Des laves torrentielles amenées par l’Illgraben forment le substrat, couvert par une alternance de paléosols, colluvions et aménagements humains. Cette accumulation stratigraphique variant entre 30 cm et 2.5 m d’épaisseur fossilise différentes étapes d’évolution du paysage entre la Protohistoire et l’époque contemporaine.
À la base de cette séquence, un niveau de colluvion organique et un premier paléosol ont pu être datés du Premier et du Second âge du Fer. On retrouve ensuite, au nord-est du terrain investigué, un tronçon d’une voie romaine déjà étudiée en 2004–2007, utilisée entre le 1er s. av. et le 4e s. ap. J.-C.
Les premiers paléosols sont ensuite fréquemment recouverts de sédiments blanchâtres associés à des ravinements et à des niveaux organiques. Ces derniers présentent des négatifs de végétation, des empreintes d’animaux et de probables foyers d’écobuages, datés entre le 4e et le 8e s. ap. J.-C. Divers trous de poteaux et fosses pourraient décrire un parcellaire dont témoigne également un mur en pierre sèche.

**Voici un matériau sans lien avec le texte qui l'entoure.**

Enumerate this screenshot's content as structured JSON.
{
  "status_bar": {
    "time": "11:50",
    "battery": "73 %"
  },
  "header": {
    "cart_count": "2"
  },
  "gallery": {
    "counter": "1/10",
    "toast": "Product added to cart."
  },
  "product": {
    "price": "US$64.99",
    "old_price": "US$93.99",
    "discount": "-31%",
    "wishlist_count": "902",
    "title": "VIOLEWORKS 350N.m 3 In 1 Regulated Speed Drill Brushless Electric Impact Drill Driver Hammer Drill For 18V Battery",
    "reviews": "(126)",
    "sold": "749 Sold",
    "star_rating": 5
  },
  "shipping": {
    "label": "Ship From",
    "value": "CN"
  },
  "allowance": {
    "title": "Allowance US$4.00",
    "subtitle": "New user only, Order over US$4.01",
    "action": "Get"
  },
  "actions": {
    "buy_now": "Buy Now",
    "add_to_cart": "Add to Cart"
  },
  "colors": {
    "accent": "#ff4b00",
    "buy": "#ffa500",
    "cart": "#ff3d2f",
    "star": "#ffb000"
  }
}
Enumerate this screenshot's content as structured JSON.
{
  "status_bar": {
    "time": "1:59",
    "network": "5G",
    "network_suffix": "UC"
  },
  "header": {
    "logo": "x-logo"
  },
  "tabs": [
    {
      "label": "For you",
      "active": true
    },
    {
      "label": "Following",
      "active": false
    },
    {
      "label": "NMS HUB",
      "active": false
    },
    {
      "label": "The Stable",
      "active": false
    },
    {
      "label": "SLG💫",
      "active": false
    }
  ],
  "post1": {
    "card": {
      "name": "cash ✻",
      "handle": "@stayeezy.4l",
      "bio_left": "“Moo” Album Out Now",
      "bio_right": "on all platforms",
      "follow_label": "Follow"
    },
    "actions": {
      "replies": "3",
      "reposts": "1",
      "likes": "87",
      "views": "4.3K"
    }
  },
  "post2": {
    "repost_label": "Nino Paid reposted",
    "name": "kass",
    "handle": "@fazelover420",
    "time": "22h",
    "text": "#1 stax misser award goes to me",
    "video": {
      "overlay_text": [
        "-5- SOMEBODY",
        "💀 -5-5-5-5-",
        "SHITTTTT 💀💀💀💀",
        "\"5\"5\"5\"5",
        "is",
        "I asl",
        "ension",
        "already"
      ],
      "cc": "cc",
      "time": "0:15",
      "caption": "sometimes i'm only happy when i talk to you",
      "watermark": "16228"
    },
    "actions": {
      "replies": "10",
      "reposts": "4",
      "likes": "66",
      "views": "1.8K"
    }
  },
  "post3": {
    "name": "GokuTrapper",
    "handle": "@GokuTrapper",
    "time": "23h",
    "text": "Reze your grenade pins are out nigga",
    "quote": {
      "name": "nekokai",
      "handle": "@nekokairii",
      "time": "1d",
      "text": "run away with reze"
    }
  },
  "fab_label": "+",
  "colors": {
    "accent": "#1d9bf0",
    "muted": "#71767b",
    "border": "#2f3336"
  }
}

Ces niveaux sont ensuite recoupés par des traces de labours variées, observées de manière extensive et a priori attribuables au Moyen Âge central. Ce nouveau paysage paraît lié à la mise en place de murs de terrasses souvent reconstruits à plusieurs reprises. Une partie de ces paléosols cultivés sont recouverts par une lave torrentielle survenue vers la fin du Moyen Âge.
Pour les 14e–18e s., les dépôts sédimentaires décrivent principalement des prairies irriguées par un système de bisses dont plusieurs canaux ont été fouillés. Attribuables à la même époque, les deux édifices dégagés cette année comprennent un bâtiment d’habitation à quatre pièces, doté de foyers, fosses et trous de poteaux, et une construction annexe semi-enterrée.
On observe enfin diverses traces de la bataille de Finges, survenue en mai 1799. Il s’agit en particulier d’au moins trois individus inhumés sans grand soin au milieu du parcellaire agricole, ainsi que de très nombreuses munitions et éléments d’équipement militaire dispersés sur l’ensemble du terrain.